Notes to Condensed Consolidated Financial Statements

1. Overview

 

Subsequent to June 30, 2025, BigCommerce Holdings, Inc. changed its corporate name to Commerce.com, Inc (the "Company") effective July 31, 2025. This name change was approved by the Company's Board of Directors on July 21, 2025.

In connection with the corporate name change, the Company's ticker symbol on the Nasdaq Global Market will be changed from "BIGC" to "CMRC," effective as of the commencement of trading on or about August 1, 2025. The name change reflects the Company's strategic transformation and ongoing evolution beyond its flagship commerce platform.

Commerce.com, Inc. is the parent company behind BigCommerce, Feedonomics, and Makeswift, offering integrated, enterprise-grade solutions designed to meet the evolving needs of modern commerce. The Company provides solutions for businesses to innovate and, grow with an AI-driven commerce ecosystem. The Company's mission reflects a multi-product strategy and rebranding to accurately reflect the Company's role as a unified commerce platform.

The Company operates as a global, multi-tenant SaaS infrastructure that enables businesses of all sizes to launch and scale ecommerce operations with lower total cost of ownership and faster time to market. The Company's strategy centers on openness, extensibility, and partner collaboration, distinguishing itself from closed platforms by prioritizing customer choice and aligning with best-in-class providers in payments, fulfillment, ERP, marketing, and other categories to ensure customers can compose the right solution for their business. The Company believes the future of commerce is modular, intelligent, and user-controlled.

Unless otherwise indicated, all references to the "Company," "us," "we," or "our" in this Quarterly Report on Form 10-Q refer to Commerce.com, Inc., formerly known as BigCommerce Holdings, Inc.

 

2. Summary of significant accounting policies

Basis of presentation

The accompanying unaudited condensed consolidated financial statements have been prepared in accordance with generally accepted accounting principles in the United States (“GAAP”) for interim financial information.

In the opinion of management, there have been no material changes from the significant accounting policies disclosed in Note 2 of the "Notes to Consolidated Financial Statements" included in our Form 10-K for the fiscal year ended December 31, 2024, filed with the Securities and Exchange Commission (“SEC”) on February 27, 2025 (our "Annual Report").

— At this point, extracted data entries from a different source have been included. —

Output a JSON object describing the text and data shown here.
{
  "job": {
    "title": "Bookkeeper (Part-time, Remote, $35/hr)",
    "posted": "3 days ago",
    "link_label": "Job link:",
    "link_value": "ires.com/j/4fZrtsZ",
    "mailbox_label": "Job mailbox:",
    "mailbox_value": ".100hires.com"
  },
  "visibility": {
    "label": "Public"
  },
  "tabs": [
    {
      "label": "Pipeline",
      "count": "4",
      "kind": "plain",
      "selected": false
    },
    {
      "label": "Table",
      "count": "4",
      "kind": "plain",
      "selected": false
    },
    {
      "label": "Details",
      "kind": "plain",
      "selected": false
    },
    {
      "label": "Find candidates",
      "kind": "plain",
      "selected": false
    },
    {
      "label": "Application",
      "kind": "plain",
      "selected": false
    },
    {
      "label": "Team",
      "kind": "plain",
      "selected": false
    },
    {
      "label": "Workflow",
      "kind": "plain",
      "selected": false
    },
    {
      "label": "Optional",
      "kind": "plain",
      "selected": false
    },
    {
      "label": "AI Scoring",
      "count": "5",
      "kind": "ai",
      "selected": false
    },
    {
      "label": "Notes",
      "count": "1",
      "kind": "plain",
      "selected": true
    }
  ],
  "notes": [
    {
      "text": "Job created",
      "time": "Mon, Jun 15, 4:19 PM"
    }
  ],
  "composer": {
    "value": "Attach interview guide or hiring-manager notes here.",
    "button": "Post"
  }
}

The accompanying interim unaudited condensed consolidated financial statements have been prepared on the same basis as the audited consolidated financial statements and include all adjustments, consisting of normal, recurring adjustments, necessary for a fair presentation. Certain information and disclosures normally included in the notes to the annual consolidated financial statements prepared in accordance with GAAP have been omitted from these interim unaudited condensed consolidated financial statements pursuant to the rules and regulations of the SEC. Accordingly, these interim unaudited condensed consolidated financial statements should be read in conjunction with the consolidated financial statements and the accompanying notes in our Annual Report. The results of operations for the three and six months ended June 30, 2025, are not necessarily indicative of the results to be expected for the year ending December 31, 2025, or for any other period.

Basis of consolidation

The accompanying condensed consolidated financial statements include the Company’s accounts and the accounts of the Company’s wholly-owned subsidiaries. All material intercompany accounts and transactions have been eliminated in consolidation.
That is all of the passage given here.